If I’m going to need to source products myself based on the delivery estimates, it seriously undermines the service that a company like Havenly or Modsy provides. Since there’s no discount baked into the purchase, there’s little incentive to buy from them instead of a retailer — and everything they offer with regard to furniture comes from other retailers. An exception is for discounts that apply to a minimum order volume. In those cases, it’s worth searching to see if Havenly carries other items you may have your eye on, so you’ll get a discount on the whole lot.
Ultimately, I asked my designer to suggest alternatives that could arrive sooner, and sourced items myself. Once I found what I liked, she added it to the design and then I ordered it. Had I not cared about her commission, I could have ordered the bookshelf and desks directly from West Elm, or ordered them through Havenly without adding them to the final design.
Ordering with Havenly
After you’ve added your desired items to your Havenly cart, you can request a shipping invoice to confirm the shipping charges and delivery level (if applicable) before you actually pay. We paid for a delivery service that included assembly and the option to make a delivery appointment. Delivery levels are set by the retailers, not Havenly. This process concluded within a day. From there, I hit buy and started to wait.
Tl;dr, I needed to ignore the order page and wait for a phone call.

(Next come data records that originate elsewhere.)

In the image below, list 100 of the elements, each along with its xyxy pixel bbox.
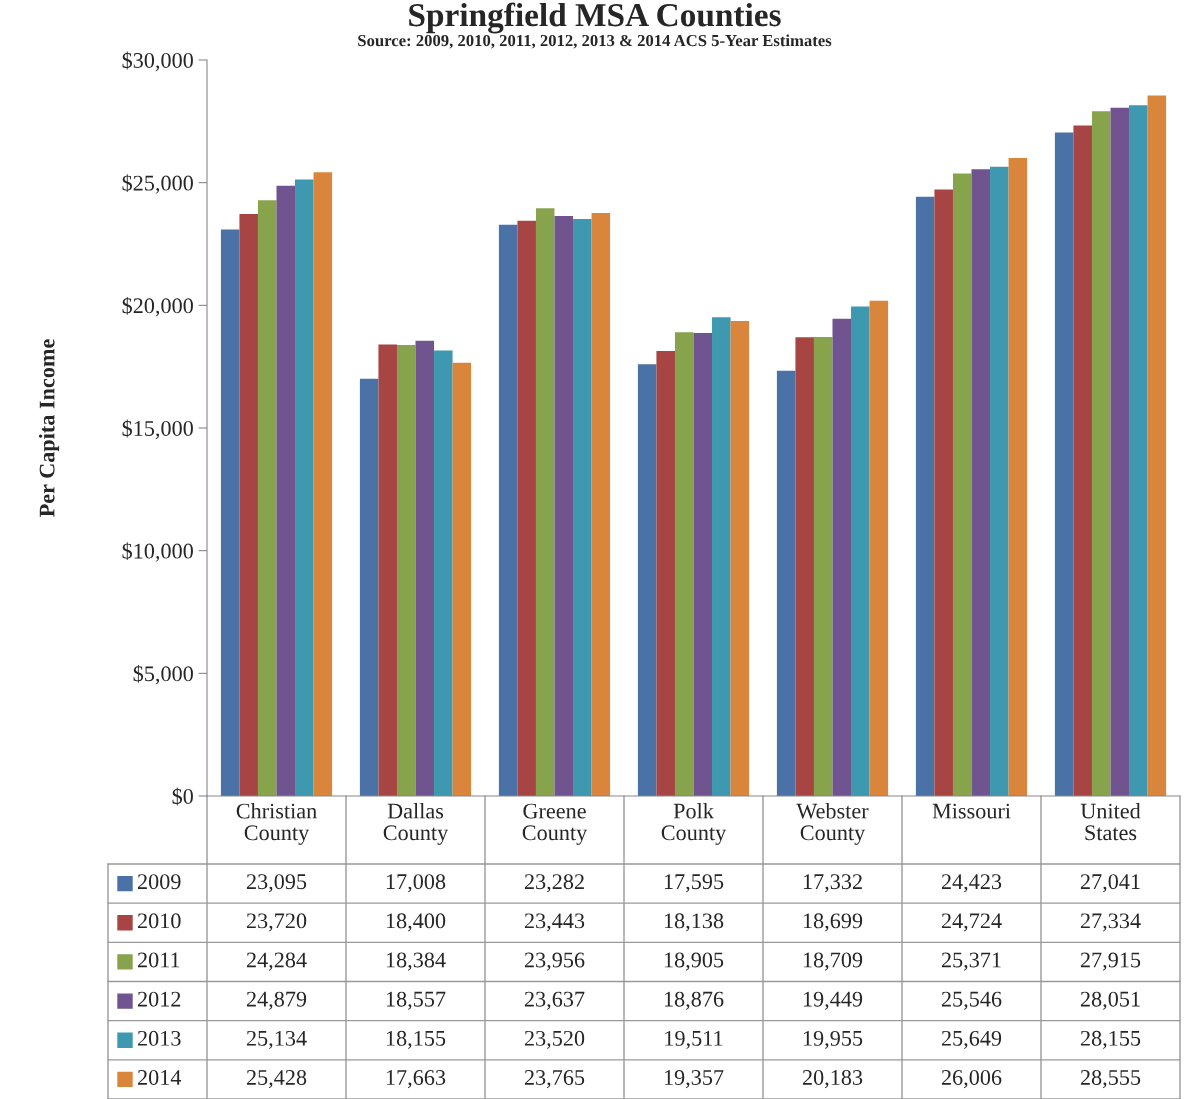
bar <box>257 200 277 796</box>
data-label: 17,595 <box>664 874 724 893</box>
x-tick-label: Dallas County <box>383 802 449 845</box>
data-label: 18,138 <box>664 913 724 932</box>
bar <box>554 216 574 796</box>
bar <box>220 229 240 796</box>
data-label: 20,183 <box>802 1069 863 1089</box>
data-label: 17,008 <box>386 874 446 893</box>
data-label: 19,449 <box>803 991 863 1010</box>
data-label: 28,051 <box>1080 991 1140 1010</box>
y-tick-label: $25,000 <box>122 174 193 194</box>
data-label: 23,720 <box>246 913 307 932</box>
data-label: 26,006 <box>941 1069 1002 1089</box>
data-label: 25,134 <box>246 1030 307 1050</box>
data-label: 19,955 <box>803 1030 863 1050</box>
y-tick-label: $30,000 <box>122 51 193 72</box>
data-label: 24,724 <box>941 913 1002 932</box>
data-label: 17,663 <box>386 1070 446 1089</box>
chart-title: Springfield MSA Counties <box>409 2 781 34</box>
x-tick-label: Christian County <box>236 802 317 845</box>
data-label: 27,915 <box>1080 952 1141 971</box>
data-label: 28,555 <box>1080 1069 1141 1089</box>
bar <box>934 189 953 796</box>
data-label: 25,371 <box>941 952 1001 971</box>
bar <box>396 344 416 796</box>
bar <box>415 340 435 796</box>
data-label: 19,511 <box>665 1030 723 1050</box>
legend-label: 2013 <box>137 1030 181 1046</box>
legend-label: 2012 <box>137 991 181 1007</box>
bar <box>674 332 694 796</box>
bar <box>693 332 713 796</box>
legend-label: 2009 <box>137 874 181 890</box>
bar <box>712 317 731 796</box>
bar <box>295 179 314 796</box>
data-label: 23,095 <box>246 874 307 893</box>
bar <box>656 351 675 796</box>
data-label: 27,041 <box>1080 874 1140 893</box>
y-tick-label: $10,000 <box>122 542 193 562</box>
y-tick-label: $20,000 <box>122 296 193 317</box>
data-label: 18,709 <box>803 952 863 971</box>
data-label: 24,879 <box>246 991 307 1010</box>
bar <box>498 224 518 796</box>
y-tick-label: $5,000 <box>133 664 193 685</box>
legend-label: 2014 <box>137 1069 182 1085</box>
data-label: 28,155 <box>1080 1030 1141 1050</box>
bar <box>869 300 889 796</box>
bar <box>915 196 935 796</box>
bar <box>1129 105 1148 796</box>
x-tick-label: Polk County <box>661 802 727 845</box>
bar <box>1110 107 1130 796</box>
data-label: 23,520 <box>524 1030 585 1050</box>
bar <box>851 306 870 796</box>
bar <box>573 218 592 796</box>
data-label: 23,765 <box>524 1070 585 1089</box>
bar <box>276 185 296 796</box>
data-label: 23,637 <box>524 991 585 1010</box>
data-label: 18,699 <box>803 913 863 932</box>
bar <box>1054 132 1074 796</box>
data-label: 24,423 <box>941 874 1002 893</box>
x-tick-label: Webster County <box>796 802 869 845</box>
bar <box>378 344 397 796</box>
x-tick-label: United States <box>1080 802 1141 841</box>
bar <box>952 173 972 796</box>
bar <box>1073 125 1092 796</box>
data-label: 27,334 <box>1080 913 1141 932</box>
bar <box>813 337 833 796</box>
data-label: 18,557 <box>386 991 446 1010</box>
data-label: 25,546 <box>941 991 1002 1010</box>
data-label: 23,443 <box>524 913 585 932</box>
data-label: 25,649 <box>941 1030 1002 1050</box>
data-label: 18,905 <box>664 952 724 971</box>
bar <box>1147 95 1167 796</box>
chart-subtitle: Source: 2009, 2010, 2011, 2012, 2013 & 2014 ACS 5-Year Estimates <box>358 34 832 49</box>
bar <box>637 364 657 796</box>
y-tick-label: $0 <box>172 787 193 806</box>
bar <box>517 220 536 796</box>
data-label: 17,332 <box>803 874 862 893</box>
bar <box>795 337 814 796</box>
x-tick-label: Missouri <box>932 803 1011 819</box>
bar <box>535 208 555 796</box>
bar <box>239 214 258 796</box>
bar <box>1091 111 1111 796</box>
bar <box>730 321 750 796</box>
x-tick-label: Greene County <box>522 803 588 845</box>
bar <box>1008 157 1028 796</box>
bar <box>434 350 453 796</box>
bar <box>313 172 333 796</box>
data-label: 18,876 <box>664 991 724 1010</box>
bar <box>832 318 852 796</box>
y-tick-label: $15,000 <box>122 419 193 440</box>
data-label: 24,284 <box>246 952 307 971</box>
data-label: 18,155 <box>386 1030 446 1050</box>
legend-label: 2010 <box>137 913 181 929</box>
bar <box>359 378 379 796</box>
data-label: 18,384 <box>386 952 446 971</box>
bar <box>591 212 611 796</box>
legend-label: 2011 <box>137 952 180 968</box>
y-axis-title: Per Capita Income <box>38 339 60 517</box>
bar <box>452 362 472 796</box>
data-label: 23,282 <box>524 874 584 893</box>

After checking out, subsequent log-ins showed me a “Manage Order” menu. Here, I could see the order status and get shipping updates. It’s a little weird not to have access to the direct order confirmation from the manufacturer, though I did get an email from Havenly when the first item shipped. Havenly’s messaging around the other items though, was incredibly confusing. On my order management page, I was simultaneously getting told that my furniture delivery was ready to be scheduled and that I would get an email when it was ready to be scheduled. A call to customer service revealed what was actually happening: I wouldn’t get an email at all but rather a call from West Elm to schedule my delivery. That wouldn’t happen until all the items in my order were available, and one wouldn’t be ready until January. Tl;dr, I needed to ignore the order page and wait for a phone call.
Irritating details such as bad messaging or confusing designs make Havenly seem like a new startup, when in reality it’s been in business since 2014 and has raised $85 million of dollars in funding. My designer did a good job walking me through the process, but the proprietary terminology didn’t make it accessible.
The easy way to a more beautiful space?
My office will soon have two desks, a bookshelf, and a lamp, assuming West Elm doesn’t leave me in a lurch. By that metric, Havenly was a success. The design process was pleasant. My designer knew what she was doing and was lovely to work with. The end results were in line with our budget and our tastes. The criticisms that I have about the delivery times feel somewhat unfair in the midst of a global supply shortage.
That said, I do think Havenly could make it easier to browse alternate furniture on my own, either through their site or via a browser extension that would show me what items were available through them. At times I felt like I was taking advantage of my designer by asking for too many changes, or cutting her out of a commission if I found something else in another place, even though she’d done a lot of work. This doesn’t add up to a great emotional experience using a service, and, the fact is, a layout and initial design suggestion is a valuable product on its own.
I can see a valuable role for a service like Havenly, used wisely. To that end, either be clear about your delivery timelines when you go in — or wait to use it until more furniture is back in stock.